The master's test is the fourth and final level in a series that gets exponentially harder at each stage. Having had too many conversations at restaurants in which it seemed like I knew more than my sommelier, I've long suspected I could take the Level 1 test cold. So I asked the court if it would let me take it without the two-day course, which it has never allowed. It said Yes, as long as I did it without any studying whatsoever. I agreed, as long as drinking did not count as studying.

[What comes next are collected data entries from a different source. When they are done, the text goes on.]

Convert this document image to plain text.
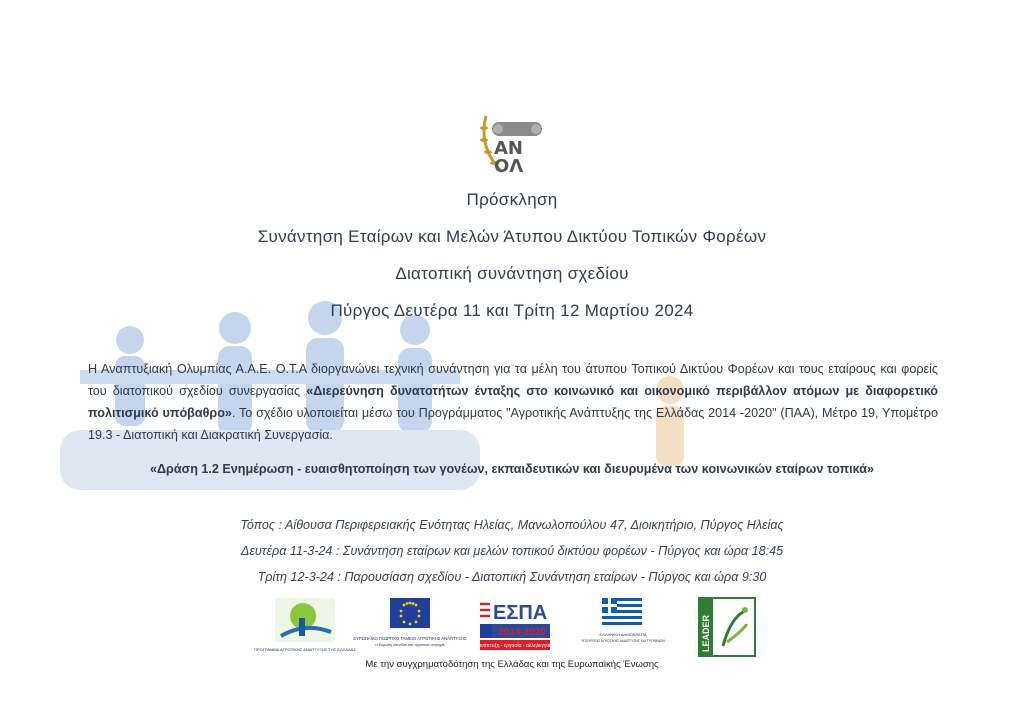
ΑΝ
ΟΛ
Πρόσκληση
Συνάντηση Εταίρων και Μελών Άτυπου Δικτύου Τοπικών Φορέων
Διατοπική συνάντηση σχεδίου
Πύργος Δευτέρα 11 και Τρίτη 12 Μαρτίου 2024
Η Αναπτυξιακή Ολυμπίας Α.Α.Ε. Ο.Τ.Α διοργανώνει τεχνική συνάντηση για τα μέλη του άτυπου Τοπικού Δικτύου Φορέων και τους εταίρους και φορείς του διατοπικού σχεδίου συνεργασίας «Διερεύνηση δυνατοτήτων ένταξης στο κοινωνικό και οικονομικό περιβάλλον ατόμων με διαφορετικό πολιτισμικό υπόβαθρο». Το σχέδιο υλοποιείται μέσω του Προγράμματος "Αγροτικής Ανάπτυξης της Ελλάδας 2014 -2020" (ΠΑΑ), Μέτρο 19, Υπομέτρο 19.3 - Διατοπική και Διακρατική Συνεργασία.
«Δράση 1.2 Ενημέρωση - ευαισθητοποίηση των γονέων, εκπαιδευτικών και διευρυμένα των κοινωνικών εταίρων τοπικά»
Τόπος : Αίθουσα Περιφερειακής Ενότητας Ηλείας, Μανωλοπούλου 47, Διοικητήριο, Πύργος Ηλείας
Δευτέρα 11-3-24 : Συνάντηση εταίρων και μελών τοπικού δικτύου φορέων - Πύργος και ώρα 18:45
Τρίτη 12-3-24 : Παρουσίαση σχεδίου - Διατοπική Συνάντηση εταίρων - Πύργος και ώρα 9:30
ΠΡΟΓΡΑΜΜΑ ΑΓΡΟΤΙΚΗΣ ΑΝΑΠΤΥΞΗΣ ΤΗΣ ΕΛΛΑΔΑΣ
ΕΥΡΩΠΑΪΚΟ ΓΕΩΡΓΙΚΟ ΤΑΜΕΙΟ ΑΓΡΟΤΙΚΗΣ ΑΝΑΠΤΥΞΗΣ
Η Ευρώπη επενδύει στις αγροτικές περιοχές
ΕΣΠΑ
2014-2020
ανάπτυξη - εργασία - αλληλεγγύη
ΕΛΛΗΝΙΚΗ ΔΗΜΟΚΡΑΤΙΑ
ΥΠΟΥΡΓΕΙΟ ΑΓΡΟΤΙΚΗΣ ΑΝΑΠΤΥΞΗΣ ΚΑΙ ΤΡΟΦΙΜΩΝ	LEADER
Με την συγχρηματοδότηση της Ελλάδας και της Ευρωπαϊκής Ένωσης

I put on a sommelier-looking blazer and drove to Anaheim to meet Michael Jordan, a master sommelier who works at the Ranch Restaurant and Saloon, an amazing, 20,000-sq.-ft. restaurant and adjacent two-step dance hall that the billionaire who founded the electronics company Extron attached to his office headquarters so he'd have somewhere to go after work. Jordan teaches a four-month class to his waitstaff before they take the two-day course for the first test. His goal is to have everyone at the restaurant--waiters, bartenders, cooks, busboys--pass the first level. As of now, 12 staff members have passed the second-level exam, including the cook. Jordan has, at various restaurants, helped more than 1,000 people pass the first test. He is the Michael Jordan of wine. And by giving me the test, he was risking his 100% pass rate.

After briefly assessing my knowledge by talking to me about grapes, regions, winemaking and pairings, Jordan put me at a 75% to pass. Wise, Somm's director, also thought I wouldn't have trouble. "Maybe I'm a little jaded from the master's exam, but I look at the intro as incredibly easy," he said. It's designed, he told me, so that people will pass it and want to continue.